Pékin impose sa « pax sinica »
En une ou deux générations, la Chine a réussi à sortir de la pauvreté maoïste pour se hisser au rang de deuxième puissance économique mondiale. Au XIXe congrès, en octobre 2017, le secrétaire général du Parti communiste chinois (PCC), Xi Jinping, qui venait d’être consacré pour un deuxième mandat de cinq ans, a fixé la feuille de route d’ici 2050 : « prendre une place encore plus centrale sur la scène internationale. »
Bref, si l’on lit entre les lignes des discours jargonnants, il s’agit de dépasser les Etats-Unis et de façonner un nouvel ordre mondial où l’hégémonie américaine est remise en cause. Si les défis intérieurs sont nombreux – trouver un nouveau modèle économique, stimuler l’innovation, lutter contre la pollution et les inégalités –, les enjeux diplomatiques le sont tout autant.
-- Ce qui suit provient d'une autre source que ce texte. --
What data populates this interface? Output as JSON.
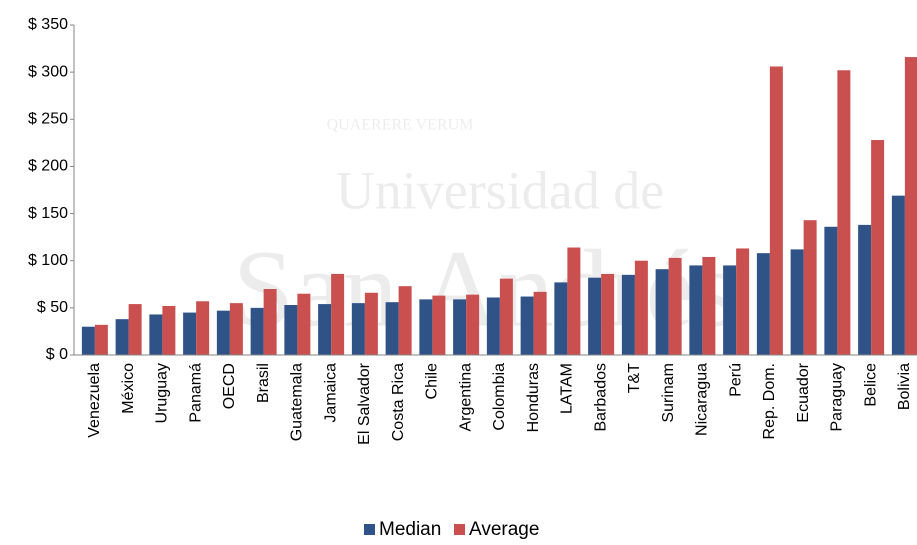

C’est ce que montre l’ouvrage collectif dirigé par Alice Ekman, responsable des activités Chine au Centre Asie de l’Institut français des relations internationales (IFRI). Elle a réuni sept autres spécialistes francophones de l’ex-Empire du milieu. Et leurs huit contributions permettent un tour d’horizon complet sur les conséquences de l’engagement croissant de Pékin sur la scène internationale.
Adieu au « profil bas » de Deng Xiaoping
La Chine de Xi – dont le mandat est caractérisé par un « véritable activisme diplomatique », écrit Jean-Pierre Cabestan dans un chapitre consacré à la diplomatie de l’homme fort de Pékin – a dit adieu au « profil bas » prôné par Deng Xiaoping à la fin des années 1970 : la croissance économique a entraîné une puissance géopolitique, un « droit à la parole » affirmé de la puissance asiatique et des revendications territoriales assumées en mer de Chine. La modernisation de l’armée, marquée par une grande réforme lancée fin 2015, est au service de cette « renaissance chinoise », remarque Antoine Bondaz.
Mais cette présence renforcée, avec la mise en avant des nouvelles routes de la Soie caractérisées par des investissements importants, entraîne aussi des devoirs nouveaux, comme celui d’assurer la protection de ses ressortissants, touristes ou ouvriers : ils seraient cinq millions. Et, pour Pékin, estime Mathieu Duchâtel, cela « pose une question de fond sur l’avenir du principe de non-ingérence, une ligne directrice qui guide la politique étrangère chinoise depuis sa formulation par Zhou Enlai au début des années 1950 ».
En tout cas, si la confrontation armée avec Washington n’est pas certaine, car Pékin aurait beaucoup à y perdre en raison de l’interdépendance économique entre les deux pays, le régime chinois cherche malgré tout à réorganiser la région Asie-Pacifique « de façon à dépasser la structure actuelle basée sur le système d’alliances américain », argumente Alice Ekman. Une « pax sinica » en quelque sorte, que pourrait faciliter l’isolationnisme du président américain Donald Trump.
« La Chine dans le monde », sous la direction d’Alice Ekman, CNRS Editions, 272 pages, 23 euros.